Gli italiani riprendono i loro scavi e restauri nelle localita' di Baraqish e di Tamna, due siti individuati in passato come centri di grande rilevanza storica e scientifica. La prima era la capitale dell'antico regno dei Minei (che insieme ai Sabei ed agli Himyariti segnarono la storia dell' Arabia meridionale, ed in particolare di quella che veniva definita ''Arabia Felix''), un popolo che viaggio' dal suo paese fino al Mediterraneo, lasciando tracce della propria arte e civilta' a Delo, in Egitto e perfino a Pompei. Tamna e' invece la capitale dell'antico Qataban, di cui racconta anche Plinio, come di una citta' di enormi dimensioni per quel tempo (si estendeva su 25 ettari) e nella quale si formavano le carovaniere che battevano la famosa ''via dell' incenso'' per commerciare spezie e aromi, creando correnti di traffici tra i due bacini importanti del periodo, il ''mare Eritreo'' (come veniva definito l'Oceano Indiano) ed il Mediterraneo. Si racconta che quelle carovane percorressero la strada fino a Gaza, porto dove scaricavano le loro mercanzie, in 65 tappe, seguendo un percorso che oggi viene coperto da un aereo in poco piu' di un'ora.
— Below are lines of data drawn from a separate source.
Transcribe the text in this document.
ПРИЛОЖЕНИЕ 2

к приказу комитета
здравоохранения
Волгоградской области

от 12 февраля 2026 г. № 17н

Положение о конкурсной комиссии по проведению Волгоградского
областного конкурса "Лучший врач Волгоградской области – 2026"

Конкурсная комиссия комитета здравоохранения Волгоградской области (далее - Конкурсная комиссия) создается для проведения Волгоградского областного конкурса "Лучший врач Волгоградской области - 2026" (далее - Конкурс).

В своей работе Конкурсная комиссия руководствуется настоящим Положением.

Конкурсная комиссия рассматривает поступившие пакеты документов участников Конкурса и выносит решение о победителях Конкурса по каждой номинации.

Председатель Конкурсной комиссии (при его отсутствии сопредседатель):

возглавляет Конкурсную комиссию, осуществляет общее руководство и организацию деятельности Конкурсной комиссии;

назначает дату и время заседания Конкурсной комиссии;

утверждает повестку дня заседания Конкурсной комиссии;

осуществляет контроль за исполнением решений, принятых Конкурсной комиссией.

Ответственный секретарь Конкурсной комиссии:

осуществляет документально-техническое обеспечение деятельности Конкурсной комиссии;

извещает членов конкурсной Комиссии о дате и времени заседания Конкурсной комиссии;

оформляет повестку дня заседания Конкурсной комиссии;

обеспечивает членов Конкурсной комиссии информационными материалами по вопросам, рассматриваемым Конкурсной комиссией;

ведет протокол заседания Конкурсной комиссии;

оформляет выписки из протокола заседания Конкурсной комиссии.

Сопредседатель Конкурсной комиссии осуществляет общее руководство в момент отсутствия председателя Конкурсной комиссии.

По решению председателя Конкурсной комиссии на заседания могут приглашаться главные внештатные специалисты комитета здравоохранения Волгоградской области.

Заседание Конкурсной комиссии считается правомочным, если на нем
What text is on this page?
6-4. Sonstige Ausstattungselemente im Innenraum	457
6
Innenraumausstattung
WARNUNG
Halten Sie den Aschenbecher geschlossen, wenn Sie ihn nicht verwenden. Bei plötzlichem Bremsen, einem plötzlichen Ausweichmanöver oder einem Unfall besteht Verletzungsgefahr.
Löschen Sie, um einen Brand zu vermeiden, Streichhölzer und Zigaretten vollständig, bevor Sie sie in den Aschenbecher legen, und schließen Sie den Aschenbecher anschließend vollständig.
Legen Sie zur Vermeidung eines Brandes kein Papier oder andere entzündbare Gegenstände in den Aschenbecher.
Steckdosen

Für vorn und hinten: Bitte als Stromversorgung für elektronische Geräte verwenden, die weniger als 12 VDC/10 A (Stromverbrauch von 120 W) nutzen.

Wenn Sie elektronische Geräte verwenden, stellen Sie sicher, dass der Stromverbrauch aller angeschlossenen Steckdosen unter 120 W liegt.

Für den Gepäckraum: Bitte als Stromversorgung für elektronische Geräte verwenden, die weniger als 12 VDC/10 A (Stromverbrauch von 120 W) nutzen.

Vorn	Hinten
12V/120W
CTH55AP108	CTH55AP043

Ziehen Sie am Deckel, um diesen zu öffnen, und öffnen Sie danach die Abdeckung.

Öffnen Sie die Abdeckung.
La missione italiana, diretta dal professor Alessandro de Maigret, opera con fondi anche della Direzione Generale degli affari Culturali del ministero degli esteri, oltre che dell'Istituto Orientale di Napoli, ed il patrocinio dell'Isiao (Istituto di Studi Italiano per l'Africa e l'Oriente). 'L'aspetto rilevante - osserva lo studioso - e' che questa attivita' ricomincia dopo molti anni di interruzione. Le nostre ricerche, infatti, furono sospese nel '92 per ragioni di sicurezza ed amministrative, connesse alle vicende della Cooperazione''.
A Tamna gli archeologi scavano intorno alla piazza del mercato, ''letteralmente circondata da palazzetti che ospitavano famiglie molto ricche. Ora, insieme con statue di alabastro molto belle e suppellettili di pregio - racconta con entusiasmo l'archeologo napoletano - stiamo trovando tracce di un vasto incendio che distrusse la citta' intorno al primo secolo dopo Cristo''. A Baraqish e' invece in corso il restauro di un tempio del III secolo avanti Cristo dedicato al dio Nakrah, un dio guaritore, al quale i Minei andavano a confessare i propri comportamenti negativi che ''secondo le loro convinzioni - dice de Maigret - erano all'origine dei loro mali. Scrivendo sui muri del tempio le loro colpe, ottenevano dal dio Nakrah la guarigione ed il riscatto psicologico''. Anche a quel tempo, sembra di capire, erano gia' sviluppate scuole di medicina psicosomatica.
''La zona delle ricerche archeologiche - spiega all' Ansa l' ambasciatore italiano a Sana'a, Giacomo Sanfelice di Monteforte - e' sicuramente nota, ma meno favorita di altre, come quella di Marib, nelle quali affluiscono da sempre correnti turistiche. La presenza di studiosi italiani in Yemen ed in quelle aree testimonia la fiducia che qualcuno in occidente ripone nella capacita' delle autorita' di garantire sicurezza, dopo anni infausti, ma anche il risveglio di un interesse culturale per un' area che tra l' 800 e gli inizi del '900 attirava frotte di ricercatori e archeologi di varie nazionalita'''. Ma ancor piu' orgogliosi delle ricerche che si stanno riavviando, l'archeologo ed il diplomatico si mostrano per la recente apertura nel nuovo Museo Nazionale dello Yemen di un Centro di ricerche archeologiche italo-yemenita.''Siamo l'unico paese, dei tanti che svolgono ricerche e scavi qui - rilevano De Maigret e Sanfelice - ad essere stati inseriti con un nostro centro nel Museo Nazionale, che costituisce un rinnovato impegno culturale per il governo''. L'accordo siglato a Sana'a prevede anche la formazione di undici archeologi yemeniti da parte di docenti inviati dall'Italia per sei mesi.